TERÖRLE MÜCADELE SEÇİME ENDEKSLİ DEĞİL

Seçmenin olumlu tavır takınan, uzlaşmadan yana olan partileri ödüllendirdiğini dile getiren Akdoğan, CHP Genel Başkanı Kemal Kılıçdaroğlu'nun hükümet kurma görüşmeleri ve Başbakan Ahmet Davutoğlu'nun "terörle mücadele" konulu davetine olumlu yanıt vermesi tavırlarının bile CHP'nin az da olsa oyunu artırmasına sebep olduğunu söyledi.

Akdoğan, 1 Kasım seçiminin ardından HDP yetkililerinin yaptığı açıklamaları eleştirerek, "AK Parti hiçbir zaman zafer sarhoşluğuna kapılmadı. Yüzde 10'u başarı ya da zafer olarak görenler, Allah bilir yüzde 30-40 oy alsalar nasıl tavır içinde olurlardı? Biz mütevazı bir şekilde ve kibre kapılmadan seviniyoruz ama bunu bütün bir milletin sevinci olarak yaşamaya çalışıyoruz.
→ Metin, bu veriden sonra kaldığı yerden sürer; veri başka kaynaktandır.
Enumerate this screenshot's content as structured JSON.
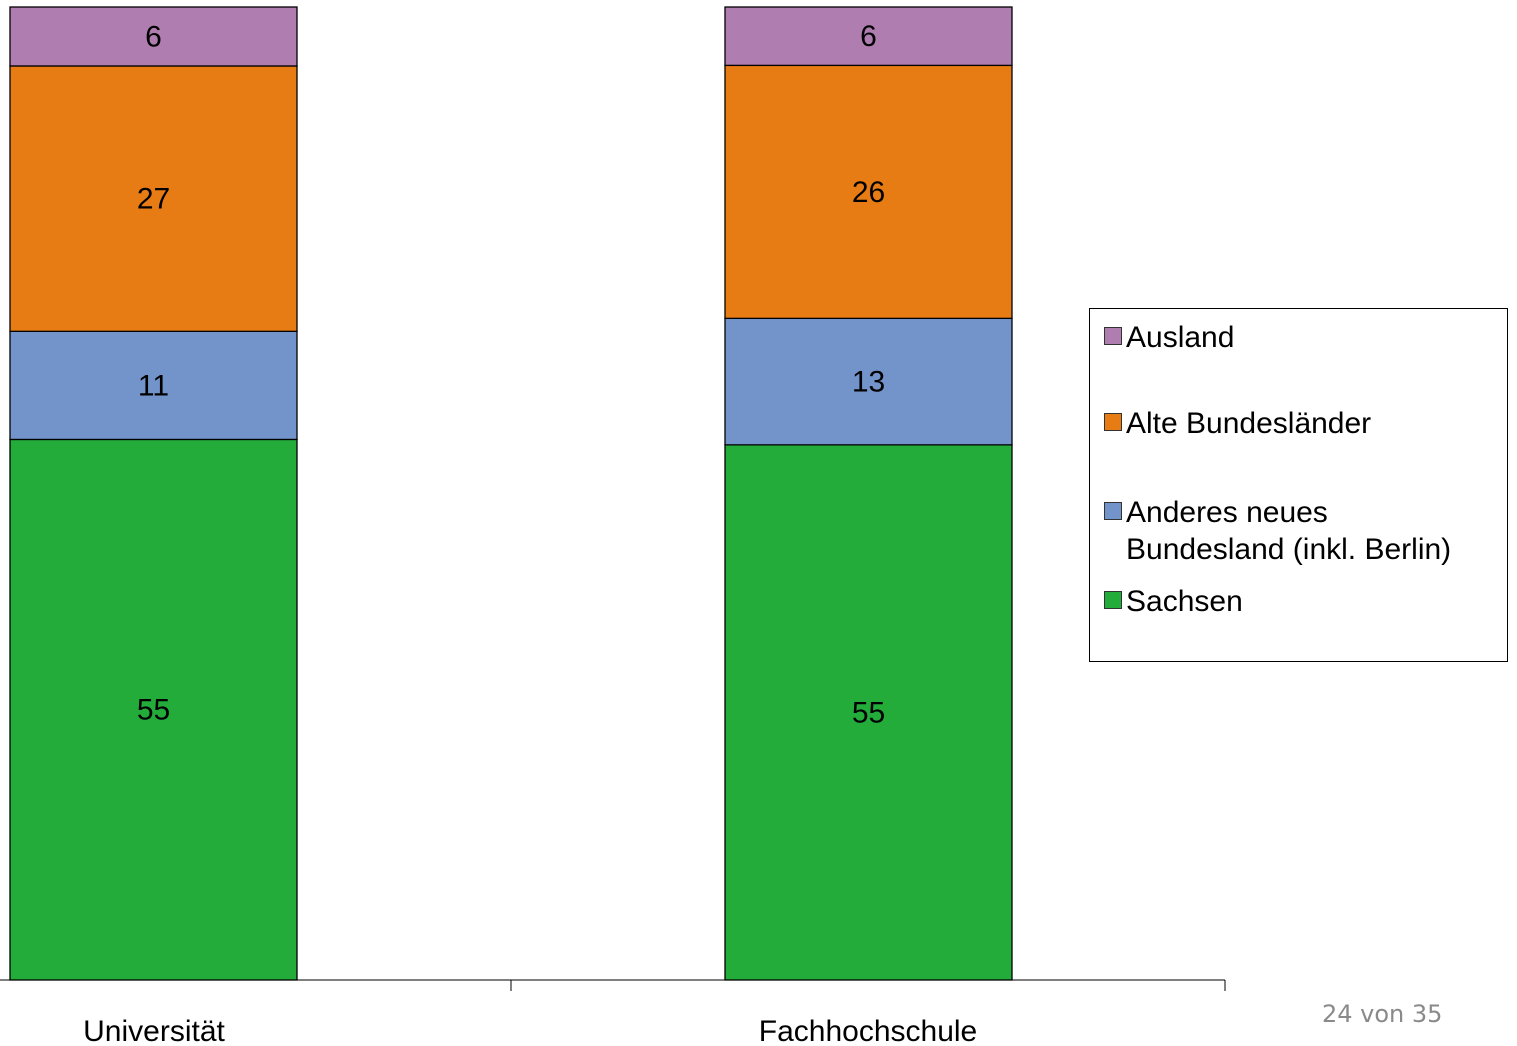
{
  "chart_data": {
    "type": "bar",
    "stacked": true,
    "categories": [
      "Universität",
      "Fachhochschule"
    ],
    "series": [
      {
        "name": "Sachsen",
        "values": [
          55,
          55
        ],
        "color": "#23AC3A"
      },
      {
        "name": "Anderes neues Bundesland (inkl. Berlin)",
        "values": [
          11,
          13
        ],
        "color": "#7394CA"
      },
      {
        "name": "Alte Bundesländer",
        "values": [
          27,
          26
        ],
        "color": "#E87C14"
      },
      {
        "name": "Ausland",
        "values": [
          6,
          6
        ],
        "color": "#B07DB1"
      }
    ],
    "legend_position": "right",
    "legend_order": [
      "Ausland",
      "Alte Bundesländer",
      "Anderes neues Bundesland (inkl. Berlin)",
      "Sachsen"
    ],
    "legend_lines": {
      "Anderes neues Bundesland (inkl. Berlin)": [
        "Anderes neues",
        "Bundesland (inkl. Berlin)"
      ]
    },
    "grid": false
  },
  "page_number": "24 von 35"
}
Bunun için Sayın Başbakanımız, 'Bu seçimin kaybedeni yoktur' dedi. Bu oy veren herkesin iradesinin muteber olduğu ve kimsenin ötekileştirilmeyeceği anlamına geliyor" diye konuştu.
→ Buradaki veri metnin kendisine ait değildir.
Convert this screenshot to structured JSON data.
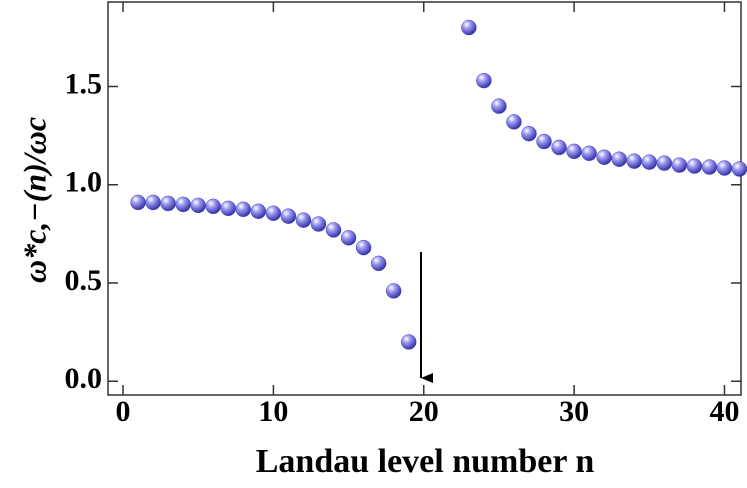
{
  "chart_data": {
    "type": "scatter",
    "x_label": "Landau level number n",
    "y_label": "ω*c,−(n)/ωc",
    "x": [
      1,
      2,
      3,
      4,
      5,
      6,
      7,
      8,
      9,
      10,
      11,
      12,
      13,
      14,
      15,
      16,
      17,
      18,
      19,
      23,
      24,
      25,
      26,
      27,
      28,
      29,
      30,
      31,
      32,
      33,
      34,
      35,
      36,
      37,
      38,
      39,
      40,
      41
    ],
    "values": [
      0.91,
      0.91,
      0.905,
      0.9,
      0.895,
      0.89,
      0.88,
      0.875,
      0.865,
      0.855,
      0.84,
      0.82,
      0.8,
      0.77,
      0.73,
      0.68,
      0.6,
      0.46,
      0.2,
      1.8,
      1.53,
      1.4,
      1.32,
      1.26,
      1.22,
      1.19,
      1.17,
      1.16,
      1.14,
      1.13,
      1.12,
      1.115,
      1.11,
      1.1,
      1.095,
      1.09,
      1.085,
      1.08
    ],
    "color": "#4a46c8",
    "xlim": [
      -1,
      41.1
    ],
    "ylim": [
      -0.07,
      1.93
    ],
    "xticks": [
      0,
      10,
      20,
      30,
      40
    ],
    "yticks": [
      {
        "value": 0,
        "label": "0.0"
      },
      0.5,
      {
        "value": 1,
        "label": "1.0"
      },
      1.5
    ]
  }
}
Terörle mücadelenin seçime endeksli bir durum olmadığını, ortada terör ve silah olduğu sürece mücadelenin de çok boyutlu olarak devam edeceğini bildiren Akdoğan, terörle mücadelenin başarılı olmasının yolunun paralel yapıyla mücadeleden geçtiğinin altını çizdi.
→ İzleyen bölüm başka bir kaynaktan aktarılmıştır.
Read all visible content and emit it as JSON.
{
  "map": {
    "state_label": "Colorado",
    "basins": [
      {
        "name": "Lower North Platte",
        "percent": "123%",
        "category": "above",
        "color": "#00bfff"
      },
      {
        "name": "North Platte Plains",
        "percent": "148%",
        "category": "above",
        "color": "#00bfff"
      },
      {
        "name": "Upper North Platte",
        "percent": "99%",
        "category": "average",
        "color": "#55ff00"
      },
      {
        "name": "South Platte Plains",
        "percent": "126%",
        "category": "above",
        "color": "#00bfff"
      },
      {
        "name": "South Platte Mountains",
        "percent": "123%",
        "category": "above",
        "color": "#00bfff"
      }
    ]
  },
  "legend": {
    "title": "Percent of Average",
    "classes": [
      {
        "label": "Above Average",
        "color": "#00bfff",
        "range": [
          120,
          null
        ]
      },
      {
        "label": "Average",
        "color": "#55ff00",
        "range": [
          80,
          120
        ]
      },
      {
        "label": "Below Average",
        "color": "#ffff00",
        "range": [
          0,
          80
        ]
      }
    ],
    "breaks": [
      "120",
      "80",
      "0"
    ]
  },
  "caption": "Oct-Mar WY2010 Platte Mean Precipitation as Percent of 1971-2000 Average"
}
CEMAAT İÇİN IŞİD BENZETMESİ

'Paralel yapı'nın, Çözüm Süreci'ni olduğu gibi 'terör'le mücadeleyi de başarısız kılmak için elinden geleni yaptığına dikkat çeken Akdoğan, şunları söyledi:

"Paralel yapı kiminle iş tuttuysa hepsinde kaybettiler. Çünkü burada habis bir anlayış var, Türkiye'nin lehine olmayan bir durum var. Yerel seçimlerde, Cumhurbaşkanlığı sürecinde, bu seçimde, hepsinde kaybettiler. Çünkü bunlar kötü niyetli. Kırık elle kavga etmeye devam ediyorlar. Hamle ettikçe daha da beter oluyorlar. Demokrasimiz ve hukuk sistemimiz için bu habis anlayışla mücadele etmemiz önem taşıyor. Amaca ulaşmak için her yolu mubah gören IŞİD felsefesinden bunların bir farkı yok. IŞİD, insanların hayatını yok ediyor, bunlar insanların hayatını mahvediyor. İllegalite anlamında hiçbir fark yok. Bu nedenle bunların üzerine gidilmesi de geleceğimiz açısında çok büyük önem taşıyor."